I take a lot of photos and I upload a fair few of those to Flickr and there they sit. I’m a pretty good tagger but other than a lot of decent tags the photos generally lack context and a description. So I thought I might try a little photo blogging.
My parents have recently moved to Leith and I know very little about the area except that it is working class and used to be very industrial. Andy and I headed out to get cash and a newspaper and thought we’d have a wee wander at the same time.
There is still plenty of industry there but the heavy stuff is long gone. The docks are empty and the warehouses are conversions. This was a bonded warehouse (or just a bond) and lies between Breadalbane Street and Anderson Place.
Andy and I walked through the arch onto Anderson Place to see these tracks embedded in the setts (not cobbles) perpendicular to the road and looking like they were heading straight into the John Lewis depot.
It was a nice touch not to dig them up but it is a shame the road surface is damaged (there is a more cynical view here. The area where the depot is used to have several lines coming over the Water of Leith from Bonnington. To which we headed to next. We walked along the Water of Leith footpath towards Bonnington completely oblivious to the notion that the Anderson Place tracks and the industrial remains we could see were connected. I did, however, remark that the area was an industrial archaeologist’s dream.
Nature is so powerful. I wonder how long it is has taken for this building to become so wrecked and so overwhelmed.
Spying Bonnington Bridge I assumed that I was looking at an old bridge but it was built in 1902-3 to replace the one built in 1812. From this distance you can’t see how ugly and just how much the inscription rectangular thing is out of proportion.
This waterwheel from nearby Bonnington Mills was a pleasure to see. The building behind is the wonderfully named Bonnyhaugh House.
I have always said that when I leave London I don’t want to move to another city but maybe I can make an exception for Edinburgh. Even on a bleak winter’s day the view down Pilrig Street was lovely.
On to Bonnington Road and my eye (as always) was caught by an Art Deco building. It used to be a cardboard box factory but it is a shame it is painted in such an uninspired colour.
After finding a cash machine on Great Junction Street we went the wrong way to find a newsagent which was lucky in terms of photo opportunities.
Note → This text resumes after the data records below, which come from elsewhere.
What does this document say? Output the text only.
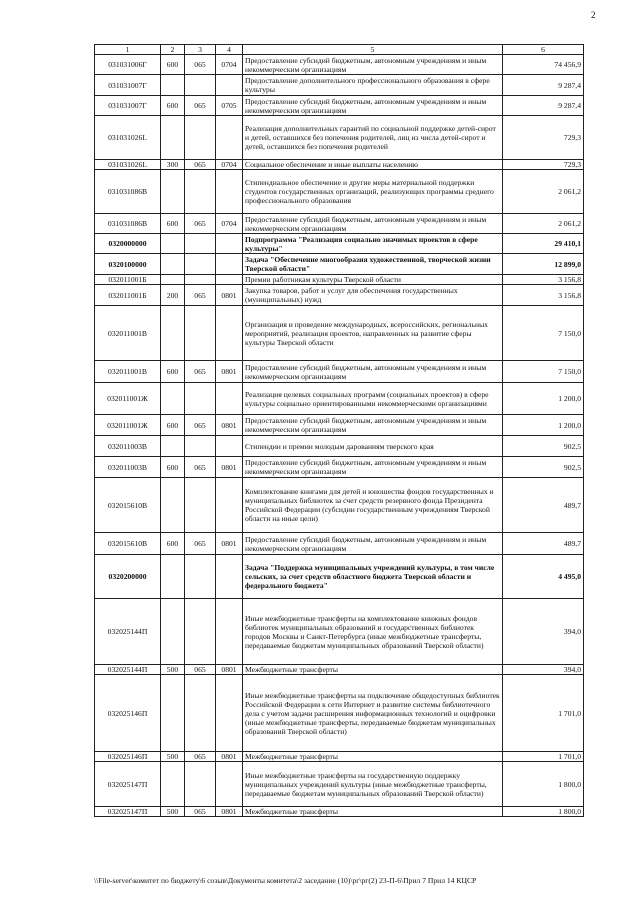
2
1	2	3	4	5	6
031031006Г	600	065	0704	Предоставление субсидий бюджетным, автономным учреждениям и иным некоммерческим организациям	74 456,9
031031007Г				Предоставление дополнительного профессионального образования в сфере культуры	9 287,4
031031007Г	600	065	0705	Предоставление субсидий бюджетным, автономным учреждениям и иным некоммерческим организациям	9 287,4
031031026L				Реализация дополнительных гарантий по социальной поддержке детей-сирот и детей, оставшихся без попечения родителей, лиц из числа детей-сирот и детей, оставшихся без попечения родителей	729,3
031031026L	300	065	0704	Социальное обеспечение и иные выплаты населению	729,3
031031086В				Стипендиальное обеспечение и другие меры материальной поддержки студентов государственных организаций, реализующих программы среднего профессионального образования	2 061,2
031031086В	600	065	0704	Предоставление субсидий бюджетным, автономным учреждениям и иным некоммерческим организациям	2 061,2
0320000000				Подпрограмма "Реализация социально значимых проектов в сфере культуры"	29 410,1
0320100000				Задача "Обеспечение многообразия художественной, творческой жизни Тверской области"	12 899,0
032011001Б				Премии работникам культуры Тверской области	3 156,8
032011001Б	200	065	0801	Закупка товаров, работ и услуг для обеспечения государственных (муниципальных) нужд	3 156,8
032011001В				Организация и проведение международных, всероссийских, региональных мероприятий, реализация проектов, направленных на развитие сферы культуры Тверской области	7 150,0
032011001В	600	065	0801	Предоставление субсидий бюджетным, автономным учреждениям и иным некоммерческим организациям	7 150,0
032011001Ж				Реализация целевых социальных программ (социальных проектов) в сфере культуры социально ориентированными некоммерческими организациями	1 200,0
032011001Ж	600	065	0801	Предоставление субсидий бюджетным, автономным учреждениям и иным некоммерческим организациям	1 200,0
032011003В				Стипендии и премии молодым дарованиям тверского края	902,5
032011003В	600	065	0801	Предоставление субсидий бюджетным, автономным учреждениям и иным некоммерческим организациям	902,5
032015610В				Комплектование книгами для детей и юношества фондов государственных и муниципальных библиотек за счет средств резервного фонда Президента Российской Федерации (субсидии государственным учреждениям Тверской области на иные цели)	489,7
032015610В	600	065	0801	Предоставление субсидий бюджетным, автономным учреждениям и иным некоммерческим организациям	489,7
0320200000				Задача "Поддержка муниципальных учреждений культуры, в том числе сельских, за счет средств областного бюджета Тверской области и федерального бюджета"	4 495,0
032025144П				Иные межбюджетные трансферты на комплектование книжных фондов библиотек муниципальных образований и государственных библиотек городов Москвы и Санкт-Петербурга (иные межбюджетные трансферты, передаваемые бюджетам муниципальных образований Тверской области)	394,0
032025144П	500	065	0801	Межбюджетные трансферты	394,0
032025146П				Иные межбюджетные трансферты на подключение общедоступных библиотек Российской Федерации к сети Интернет и развитие системы библиотечного дела с учетом задачи расширения информационных технологий и оцифровки (иные межбюджетные трансферты, передаваемые бюджетам муниципальных образований Тверской области)	1 701,0
032025146П	500	065	0801	Межбюджетные трансферты	1 701,0
032025147П				Иные межбюджетные трансферты на государственную поддержку муниципальных учреждений культуры (иные межбюджетные трансферты, передаваемые бюджетам муниципальных образований Тверской области)	1 800,0
032025147П	500	065	0801	Межбюджетные трансферты	1 800,0
\\File-server\комитет по бюджету\6 созыв\Документы комитета\2 заседание (10)\рг\рг(2) 23-П-6\Прил 7 Прил 14 КЦСР
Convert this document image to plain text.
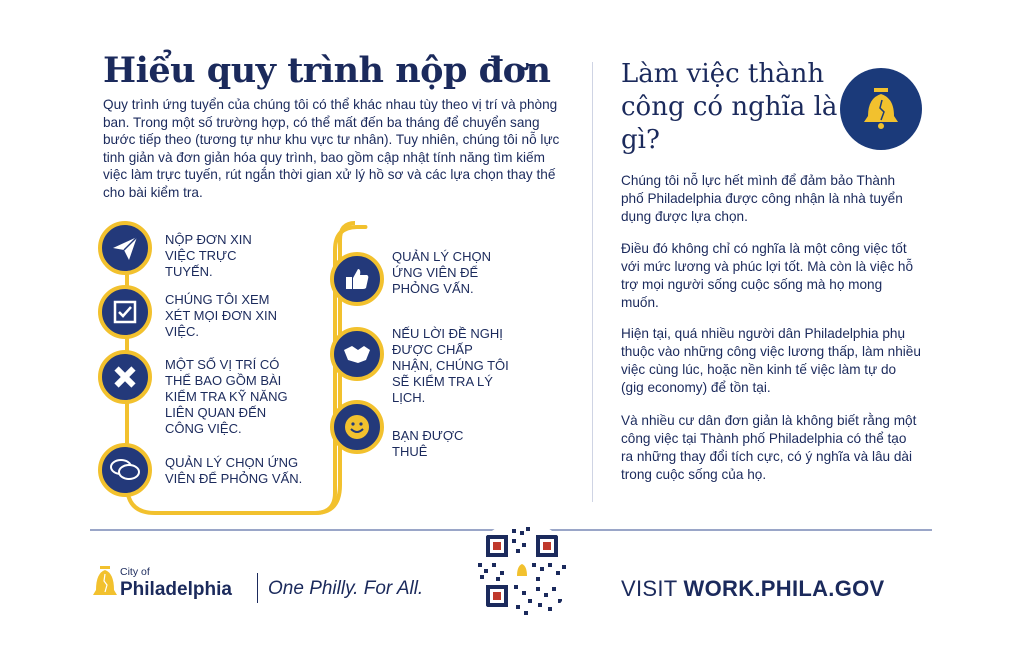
Hiểu quy trình nộp đơn
Quy trình ứng tuyển của chúng tôi có thể khác nhau tùy theo vị trí và phòng ban. Trong một số trường hợp, có thể mất đến ba tháng để chuyển sang bước tiếp theo (tương tự như khu vực tư nhân). Tuy nhiên, chúng tôi nỗ lực tinh giản và đơn giản hóa quy trình, bao gồm cập nhật tính năng tìm kiếm việc làm trực tuyến, rút ngắn thời gian xử lý hồ sơ và các lựa chọn thay thế cho bài kiểm tra.
NỘP ĐƠN XIN VIỆC TRỰC TUYẾN.
CHÚNG TÔI XEM XÉT MỌI ĐƠN XIN VIỆC.
MỘT SỐ VỊ TRÍ CÓ THỂ BAO GỒM BÀI KIỂM TRA KỸ NĂNG LIÊN QUAN ĐẾN CÔNG VIỆC.
QUẢN LÝ CHỌN ỨNG VIÊN ĐỂ PHỎNG VẤN.
QUẢN LÝ CHỌN ỨNG VIÊN ĐỂ PHỎNG VẤN.
NẾU LỜI ĐỀ NGHỊ ĐƯỢC CHẤP NHẬN, CHÚNG TÔI SẼ KIỂM TRA LÝ LỊCH.
BẠN ĐƯỢC THUÊ
Làm việc thành công có nghĩa là gì?
Chúng tôi nỗ lực hết mình để đảm bảo Thành phố Philadelphia được công nhận là nhà tuyển dụng được lựa chọn.
Điều đó không chỉ có nghĩa là một công việc tốt với mức lương và phúc lợi tốt. Mà còn là việc hỗ trợ mọi người sống cuộc sống mà họ mong muốn.
Hiện tại, quá nhiều người dân Philadelphia phụ thuộc vào những công việc lương thấp, làm nhiều việc cùng lúc, hoặc nền kinh tế việc làm tự do (gig economy) để tồn tại.
Và nhiều cư dân đơn giản là không biết rằng một công việc tại Thành phố Philadelphia có thể tạo ra những thay đổi tích cực, có ý nghĩa và lâu dài trong cuộc sống của họ.
City of
Philadelphia One Philly. For All.	VISIT WORK.PHILA.GOV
Such as this line of grey tenements with lovely bright number plates.
Oh look! More Art deco! This time a tatty old cinema. It was once the State and is now a place of worship for the bizarrely named Bishop Climate Ministries.
On to Ferry Road (we were near a newsagents now) where we discovered that Leith has a jolly impressive public library (and just as impressively it uses the Library of Congress Classification Scheme).
Opposite the library is J.D. Ross, a tailor’s shop with a beautiful fifties typeface (well, I think it’s from the fifties and I’m not even sure if typeface is the correct terminology for something on a shop front).
After collecting the Herald on Sunday, we headed back but not before stopping to look the faded but still grand 1986 gable end mural by Tim Chalk, Paul Grime and David Wilkinson.
This section with the barrels against the wall felt like an ancient discovery.
We then headed back to mum and dad’s. It was a cold day but that didn’t stop the hour or so’s walk from being highly enjoyable.